Most times life goes back to normal, most times.

So too at the Chinese restaurant in Great Falls Montana this afternoon. The Wild West is a bit of a stretch, although we are out in the west and at times it does get a little wild out here. The 'New Peaking Garden' is not a western saloon of the 1800s. The creaking floor boards, rowdy atmosphere and burnt black steaks have been replaced by industrial easy clean carpet, popular PG music mixed with family conversation and moderately over sauced vegetables and tofu. The plants are synthetic, the wontons are packed to bursting with cream cheese and the waitress used up all of her best material hours ago.

Dave, Debi and I came in after the lunch rush and were expecting a nice quiet meal in the near vacant restaurant. Only two other tables were occupied and the restaurant provided a gentle and cool respite from the baking and dusty summer day. We'd been riding all day, our horses were dry and our saddles were sore.

On most days and in most States a lunch at the local Chinese would climax with a full belly and questionable fortune, I'm still waiting for my "important email", I checked right away like it said. Not this day, not in this State. Immediately after a large plate of fried wontons crackled down on our table the familiar sound struck clearly. The front door opened firmly and blew back like the wind on the prairie.

Restaurant life stilled just slightly as a new man in town entered the New Peaking Garden and Wild West saloon. A lone man, a hard man, the kind of man you wouldn't want to rustled up a posse and have to ride out after. A man of few compromises, who knows what's right and that he is it, a man who doesn't wait in line, unless there is a sale on camoflague back packs.

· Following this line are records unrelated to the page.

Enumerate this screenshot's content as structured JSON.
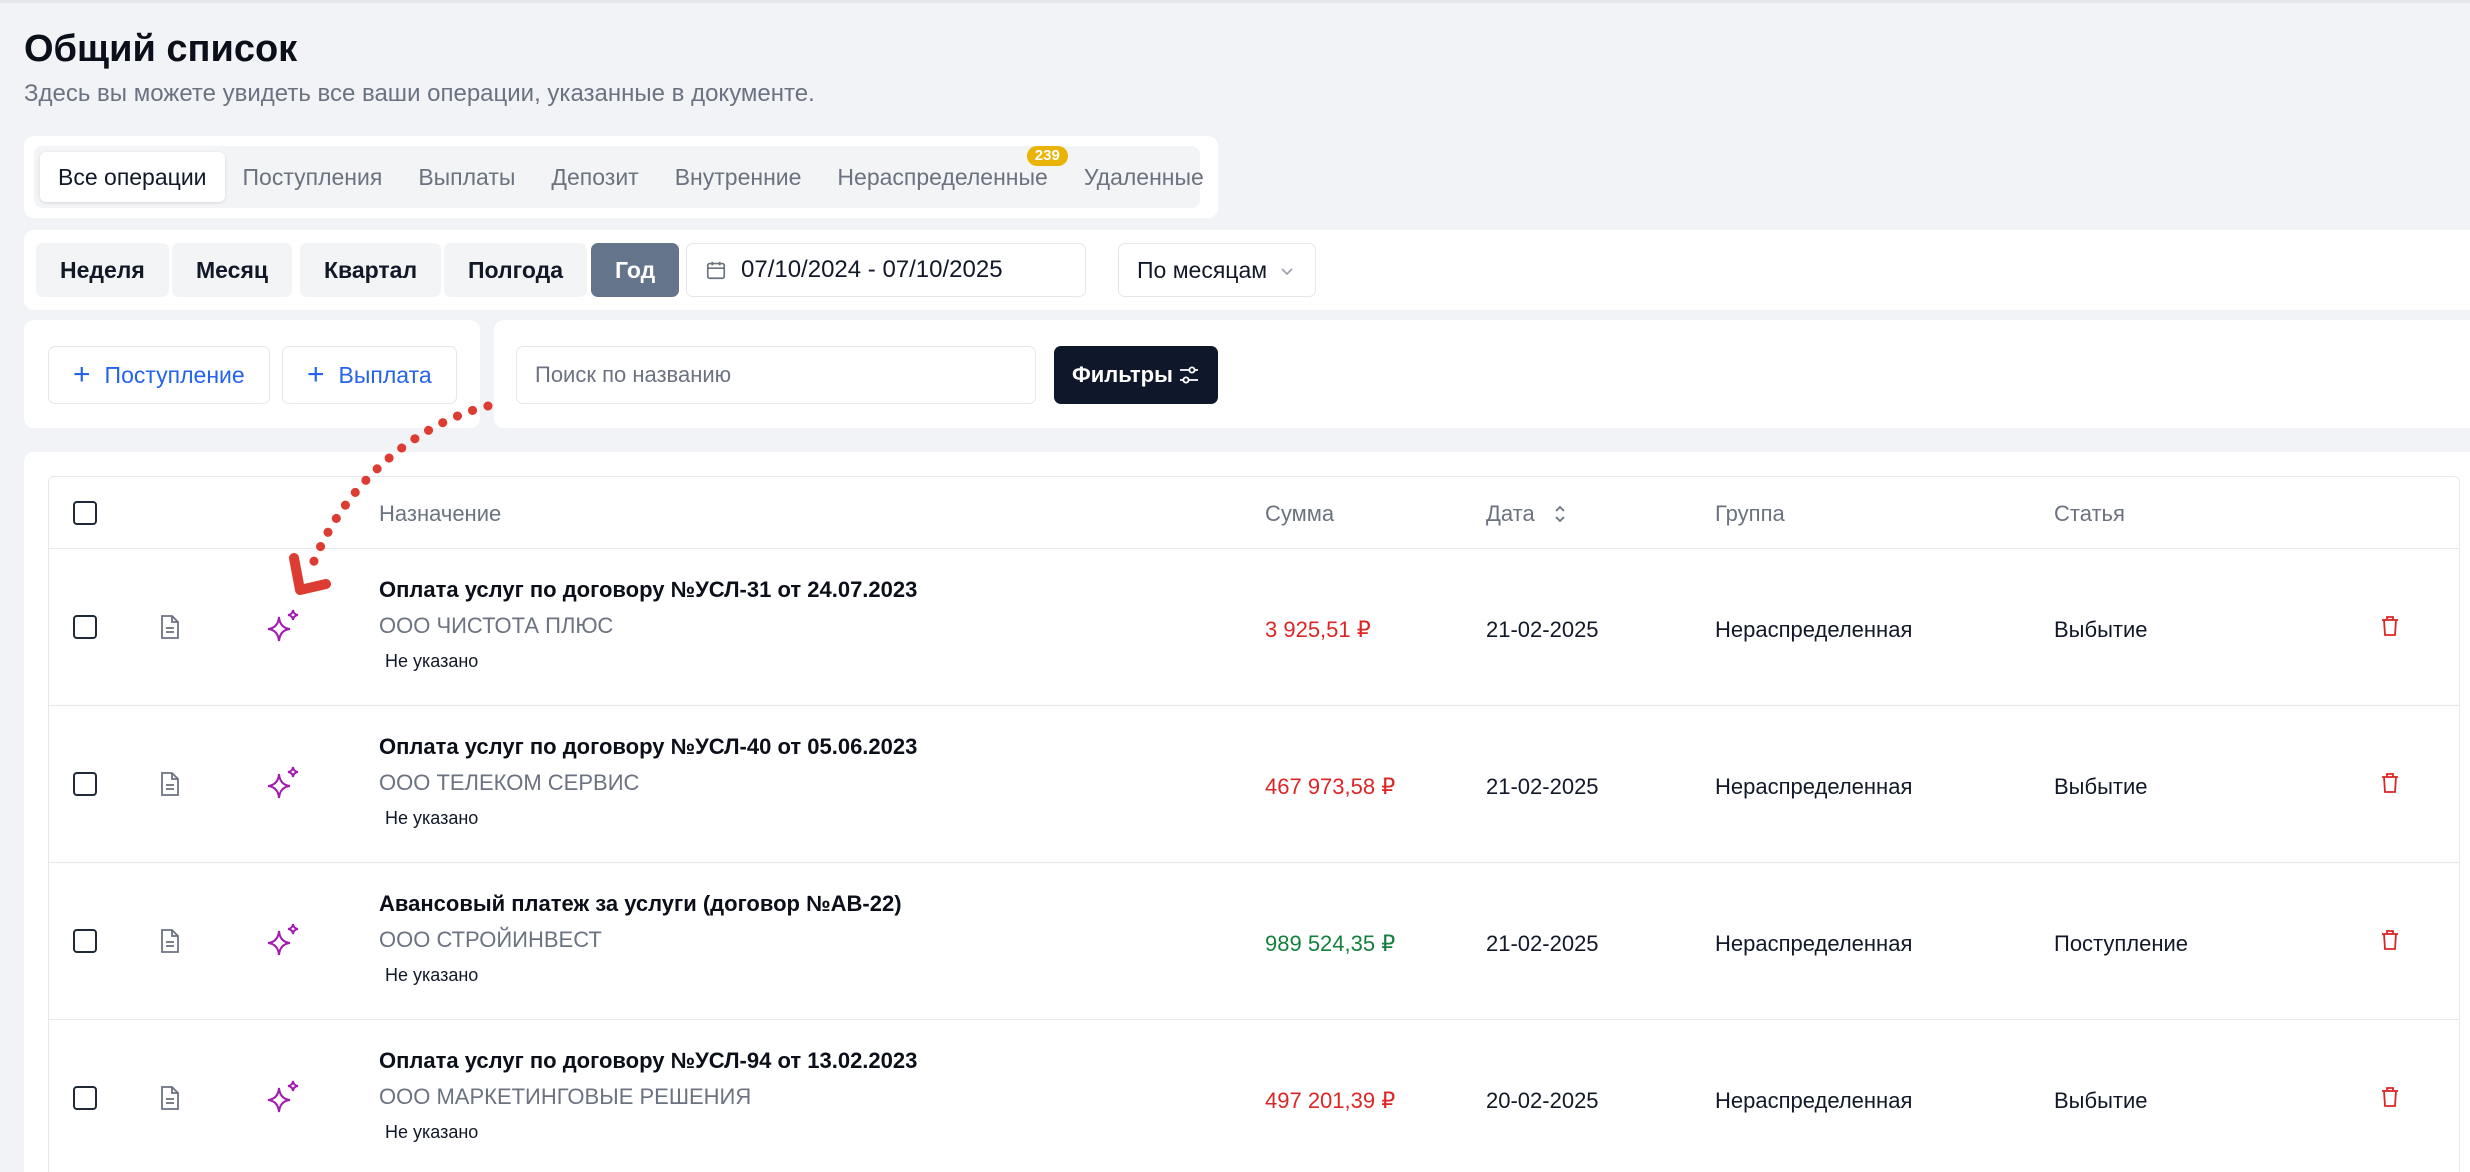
{
  "header": {
    "title": "Общий список",
    "subtitle": "Здесь вы можете увидеть все ваши операции, указанные в документе."
  },
  "tabs": [
    {
      "label": "Все операции",
      "active": true
    },
    {
      "label": "Поступления"
    },
    {
      "label": "Выплаты"
    },
    {
      "label": "Депозит"
    },
    {
      "label": "Внутренние"
    },
    {
      "label": "Нераспределенные",
      "badge": "239"
    },
    {
      "label": "Удаленные"
    }
  ],
  "period": {
    "buttons": [
      "Неделя",
      "Месяц",
      "Квартал",
      "Полгода",
      "Год"
    ],
    "active": "Год",
    "date_range": "07/10/2024 - 07/10/2025",
    "grouping": "По месяцам"
  },
  "actions": {
    "income_label": "Поступление",
    "payout_label": "Выплата"
  },
  "search": {
    "placeholder": "Поиск по названию",
    "filters_label": "Фильтры"
  },
  "table": {
    "columns": {
      "purpose": "Назначение",
      "sum": "Сумма",
      "date": "Дата",
      "group": "Группа",
      "article": "Статья"
    },
    "rows": [
      {
        "title": "Оплата услуг по договору №УСЛ-31 от 24.07.2023",
        "org": "ООО ЧИСТОТА ПЛЮС",
        "note": "Не указано",
        "sum": "3 925,51 ₽",
        "type": "neg",
        "date": "21-02-2025",
        "group": "Нераспределенная",
        "article": "Выбытие"
      },
      {
        "title": "Оплата услуг по договору №УСЛ-40 от 05.06.2023",
        "org": "ООО ТЕЛЕКОМ СЕРВИС",
        "note": "Не указано",
        "sum": "467 973,58 ₽",
        "type": "neg",
        "date": "21-02-2025",
        "group": "Нераспределенная",
        "article": "Выбытие"
      },
      {
        "title": "Авансовый платеж за услуги (договор №АВ-22)",
        "org": "ООО СТРОЙИНВЕСТ",
        "note": "Не указано",
        "sum": "989 524,35 ₽",
        "type": "pos",
        "date": "21-02-2025",
        "group": "Нераспределенная",
        "article": "Поступление"
      },
      {
        "title": "Оплата услуг по договору №УСЛ-94 от 13.02.2023",
        "org": "ООО МАРКЕТИНГОВЫЕ РЕШЕНИЯ",
        "note": "Не указано",
        "sum": "497 201,39 ₽",
        "type": "neg",
        "date": "20-02-2025",
        "group": "Нераспределенная",
        "article": "Выбытие"
      }
    ]
  },
  "colors": {
    "negative": "#dc2626",
    "positive": "#15803d",
    "accent": "#2563eb",
    "sparkle": "#a21caf",
    "arrow": "#dc3c32"
  }
}
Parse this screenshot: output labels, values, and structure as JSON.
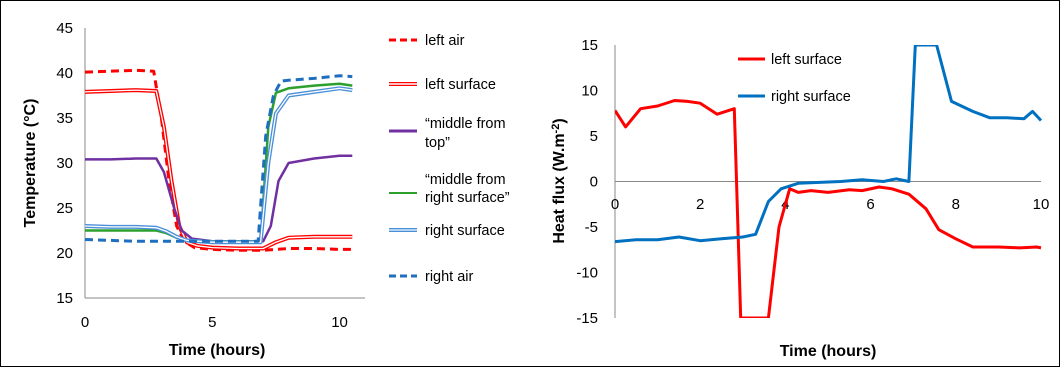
{
  "chart_data": [
    {
      "type": "line",
      "title": "",
      "xlabel": "Time (hours)",
      "ylabel": "Temperature (°C)",
      "xlim": [
        0,
        11
      ],
      "ylim": [
        15,
        45
      ],
      "xticks": [
        0,
        5,
        10
      ],
      "yticks": [
        15,
        20,
        25,
        30,
        35,
        40,
        45
      ],
      "grid": false,
      "legend_position": "right",
      "series": [
        {
          "name": "left air",
          "color": "#ff0000",
          "style": "dashed",
          "x": [
            0,
            1,
            2,
            2.7,
            3.0,
            3.3,
            3.6,
            3.9,
            4.3,
            5,
            6,
            7,
            8,
            9,
            10,
            10.5
          ],
          "y": [
            40.1,
            40.2,
            40.3,
            40.2,
            35,
            28,
            23,
            21.3,
            20.6,
            20.4,
            20.3,
            20.3,
            20.5,
            20.5,
            20.4,
            20.4
          ]
        },
        {
          "name": "left surface",
          "color": "#ff0000",
          "style": "double",
          "x": [
            0,
            1,
            2,
            2.8,
            3.1,
            3.4,
            3.7,
            4.0,
            4.4,
            5,
            6,
            7,
            7.5,
            8,
            9,
            10,
            10.5
          ],
          "y": [
            37.9,
            38.0,
            38.1,
            38.0,
            34,
            28,
            23,
            21.2,
            20.8,
            20.6,
            20.5,
            20.5,
            21.2,
            21.7,
            21.8,
            21.8,
            21.8
          ]
        },
        {
          "name": "“middle from top”",
          "color": "#7030a0",
          "style": "solid",
          "x": [
            0,
            1,
            2,
            2.8,
            3.1,
            3.5,
            3.8,
            4.2,
            5,
            6,
            7,
            7.3,
            7.6,
            8,
            9,
            10,
            10.5
          ],
          "y": [
            30.4,
            30.4,
            30.5,
            30.5,
            29,
            25,
            22.5,
            21.6,
            21.3,
            21.3,
            21.3,
            23,
            28,
            30,
            30.5,
            30.8,
            30.8
          ]
        },
        {
          "name": "“middle from right surface”",
          "color": "#2ca02c",
          "style": "solid",
          "x": [
            0,
            1,
            2,
            2.8,
            3.2,
            3.6,
            4.0,
            5,
            6,
            6.9,
            7.2,
            7.5,
            8,
            9,
            10,
            10.5
          ],
          "y": [
            22.5,
            22.5,
            22.5,
            22.5,
            22.2,
            21.7,
            21.4,
            21.3,
            21.3,
            21.3,
            34,
            37.8,
            38.3,
            38.6,
            38.8,
            38.6
          ]
        },
        {
          "name": "right surface",
          "color": "#4a90d9",
          "style": "double",
          "x": [
            0,
            1,
            2,
            2.8,
            3.2,
            3.6,
            4.0,
            5,
            6,
            6.9,
            7.2,
            7.5,
            8,
            9,
            10,
            10.5
          ],
          "y": [
            23.0,
            22.9,
            22.9,
            22.8,
            22.4,
            21.8,
            21.4,
            21.2,
            21.2,
            21.2,
            30,
            35.5,
            37.5,
            37.9,
            38.3,
            38.1
          ]
        },
        {
          "name": "right air",
          "color": "#1f6fc0",
          "style": "dashed",
          "x": [
            0,
            1,
            2,
            3,
            4,
            5,
            6,
            6.8,
            7.1,
            7.4,
            7.7,
            8,
            9,
            10,
            10.5
          ],
          "y": [
            21.5,
            21.4,
            21.3,
            21.3,
            21.3,
            21.3,
            21.3,
            21.3,
            33,
            37.5,
            39.1,
            39.2,
            39.4,
            39.7,
            39.6
          ]
        }
      ]
    },
    {
      "type": "line",
      "title": "",
      "xlabel": "Time (hours)",
      "ylabel": "Heat flux (W.m⁻²)",
      "xlim": [
        0,
        10
      ],
      "ylim": [
        -15,
        15
      ],
      "xticks": [
        0,
        2,
        4,
        6,
        8,
        10
      ],
      "yticks": [
        -15,
        -10,
        -5,
        0,
        5,
        10,
        15
      ],
      "grid": false,
      "legend_position": "top-left",
      "series": [
        {
          "name": "left surface",
          "color": "#ff0000",
          "style": "solid",
          "x": [
            0,
            0.25,
            0.6,
            1.0,
            1.4,
            1.7,
            2.0,
            2.4,
            2.8,
            2.95,
            3.6,
            3.85,
            4.1,
            4.3,
            4.6,
            5.0,
            5.5,
            5.8,
            6.2,
            6.5,
            6.9,
            7.3,
            7.6,
            8.0,
            8.4,
            9.0,
            9.5,
            9.9,
            10.0
          ],
          "y": [
            7.8,
            6.0,
            8.0,
            8.3,
            8.9,
            8.8,
            8.6,
            7.4,
            8.0,
            -15,
            -15,
            -5,
            -0.8,
            -1.2,
            -1.0,
            -1.2,
            -0.9,
            -1.0,
            -0.6,
            -0.8,
            -1.4,
            -3.0,
            -5.3,
            -6.3,
            -7.2,
            -7.2,
            -7.3,
            -7.2,
            -7.3
          ]
        },
        {
          "name": "right surface",
          "color": "#0070c0",
          "style": "solid",
          "x": [
            0,
            0.5,
            1.0,
            1.5,
            2.0,
            2.5,
            3.0,
            3.3,
            3.6,
            3.9,
            4.3,
            4.8,
            5.3,
            5.8,
            6.3,
            6.6,
            6.9,
            7.05,
            7.55,
            7.9,
            8.4,
            8.8,
            9.2,
            9.6,
            9.8,
            10.0
          ],
          "y": [
            -6.6,
            -6.4,
            -6.4,
            -6.1,
            -6.5,
            -6.3,
            -6.1,
            -5.8,
            -2.2,
            -0.8,
            -0.2,
            -0.1,
            0.0,
            0.2,
            0.0,
            0.3,
            0.0,
            15,
            15,
            8.8,
            7.7,
            7.0,
            7.0,
            6.9,
            7.7,
            6.7
          ]
        }
      ]
    }
  ]
}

Hard ridin', eye squintin', pink lemonade drinking. A baby faced bandit with a heart of gold. When he sits down to eat, he already knows what he wants, when he stands up to leave he just needs one hitch on his jeans. A legend in his own lifetime, thirty winters hard and thirty summers soft, a free man in a wild world.

As he strode through the entryway he was behind my back and not in my view. Dave game me the look, the head nod, and the sly grin. I knew I was in for a classic Montana sight. It could have been anything, a family all wearing overalls, a woman carrying two dogs, four punks, four hats, all backwards. My mind raced and I inclined my head in anticipation.

Blue jeans: fit - slightly baggy
Hat: baseball cap - camo
Shirt: T - slogan, "same shirt, different day"
Flip flops - oh you better believe it
Belt - Knife on one side
Pistol - Six barrel revolver


I've lived a fairly sheltered life with only a few dicey situations, perhaps I'm being naive. When I get to the point that I think I need to bring a Dirty Harry style revolver into a semi deserted Chinese restaurant at 2:30pm on a monday afternoon then perhaps things have gotten a little out of hand.

Dave and I asked ourselves if we were feeling lucky, and as it turns out we were so the pistol jokes flew through the air above our small cups of hot Chinese tea and the world seemed like a slightly crazy but also pretty fun place.

Lunchtime in Montana, the west is alive, classic.